Diego del Alamo, Vanderbilt University, Nashville, USA, on September 22nd, 4 p.m. CEST (16:00 Uhr Leipzig).

“Making the most of sparse data: Modeling the glutamate-GABA antiporter using double electron-electron resonance spectroscopy data”

The glutamate-GABA antiporter GadC is a 52 kDa membrane transporter protein that contributes to acid resistance in pathogenic bacteria such as Listeria monocytogenes and Shigella flexneri. Because the only published structure was determined crystallographically under conditions where it is inactive, the low-pH active conformation remains unknown. The study of this protein is challenged by the fact that its size precludes either traditional solution-state NMR or cryo-EM. I therefore used double electron-electron resonance (DEER) spectroscopy to monitor the protein at both high and low pH. These distance distributions, measured in lipid nanodiscs, suggest that GadC does not sample the conformation that was crystallographically resolved.

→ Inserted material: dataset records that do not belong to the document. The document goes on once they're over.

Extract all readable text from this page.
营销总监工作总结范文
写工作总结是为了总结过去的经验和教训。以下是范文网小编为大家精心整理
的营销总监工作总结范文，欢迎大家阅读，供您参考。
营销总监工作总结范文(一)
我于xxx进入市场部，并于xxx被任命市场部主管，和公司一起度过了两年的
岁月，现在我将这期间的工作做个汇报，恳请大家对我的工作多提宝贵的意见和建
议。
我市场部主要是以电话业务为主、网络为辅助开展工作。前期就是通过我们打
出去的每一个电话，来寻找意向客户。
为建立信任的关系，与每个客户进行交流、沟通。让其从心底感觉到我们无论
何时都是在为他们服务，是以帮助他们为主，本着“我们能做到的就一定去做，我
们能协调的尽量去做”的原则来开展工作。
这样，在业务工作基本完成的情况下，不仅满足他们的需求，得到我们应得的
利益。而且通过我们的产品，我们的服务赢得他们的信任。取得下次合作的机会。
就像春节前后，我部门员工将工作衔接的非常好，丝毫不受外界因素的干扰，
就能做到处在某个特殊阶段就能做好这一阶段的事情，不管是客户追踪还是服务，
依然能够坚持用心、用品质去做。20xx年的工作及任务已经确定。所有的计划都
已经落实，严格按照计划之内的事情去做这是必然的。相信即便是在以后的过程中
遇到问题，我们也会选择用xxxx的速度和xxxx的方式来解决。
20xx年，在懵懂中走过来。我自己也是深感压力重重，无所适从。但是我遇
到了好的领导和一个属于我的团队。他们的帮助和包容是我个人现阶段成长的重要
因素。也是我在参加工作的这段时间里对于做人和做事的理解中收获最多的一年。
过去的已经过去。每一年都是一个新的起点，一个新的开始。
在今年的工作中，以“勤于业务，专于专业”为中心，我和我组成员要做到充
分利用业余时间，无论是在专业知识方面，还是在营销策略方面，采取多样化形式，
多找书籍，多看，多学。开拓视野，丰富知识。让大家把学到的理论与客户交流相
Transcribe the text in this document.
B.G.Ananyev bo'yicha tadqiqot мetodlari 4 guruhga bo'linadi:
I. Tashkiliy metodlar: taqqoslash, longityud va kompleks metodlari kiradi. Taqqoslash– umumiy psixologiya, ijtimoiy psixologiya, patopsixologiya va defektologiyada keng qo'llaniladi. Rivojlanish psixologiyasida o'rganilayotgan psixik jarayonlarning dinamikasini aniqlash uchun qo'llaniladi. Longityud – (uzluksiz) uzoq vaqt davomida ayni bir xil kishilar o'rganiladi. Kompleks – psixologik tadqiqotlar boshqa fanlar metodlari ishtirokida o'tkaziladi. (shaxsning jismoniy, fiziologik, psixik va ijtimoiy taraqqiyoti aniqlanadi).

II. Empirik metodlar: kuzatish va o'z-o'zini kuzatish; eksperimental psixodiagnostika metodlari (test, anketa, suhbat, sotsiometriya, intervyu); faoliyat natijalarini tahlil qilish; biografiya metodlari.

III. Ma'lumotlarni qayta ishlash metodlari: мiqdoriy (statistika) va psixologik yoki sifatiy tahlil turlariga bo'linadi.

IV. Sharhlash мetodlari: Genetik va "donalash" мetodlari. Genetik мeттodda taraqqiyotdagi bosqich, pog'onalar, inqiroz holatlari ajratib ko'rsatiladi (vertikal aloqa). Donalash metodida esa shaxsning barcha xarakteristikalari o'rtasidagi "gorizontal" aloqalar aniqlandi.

Although I wanted to generate a structural model of GadC at both high and low pH, the sparseness of the data (approximately one restraint per twenty residues) presented a challenge that could only be addressed with novel sampling and scoring methods. In this presentation I will discuss these methods and how they could allow researchers to more effectively leverage sparse distance data collected using DEER to model conformational changes in integral membrane proteins. The sampling strategy I developed combines six-dimensional rigid-body transformations of secondary structural elements with fragment insertion, while the improvements in scoring focused on developing more realistic and statistically sound scoring functions. Both methods have the potential to widen the range and improve the accuracy of conformational changes that can be modeled using DEER spectroscopy.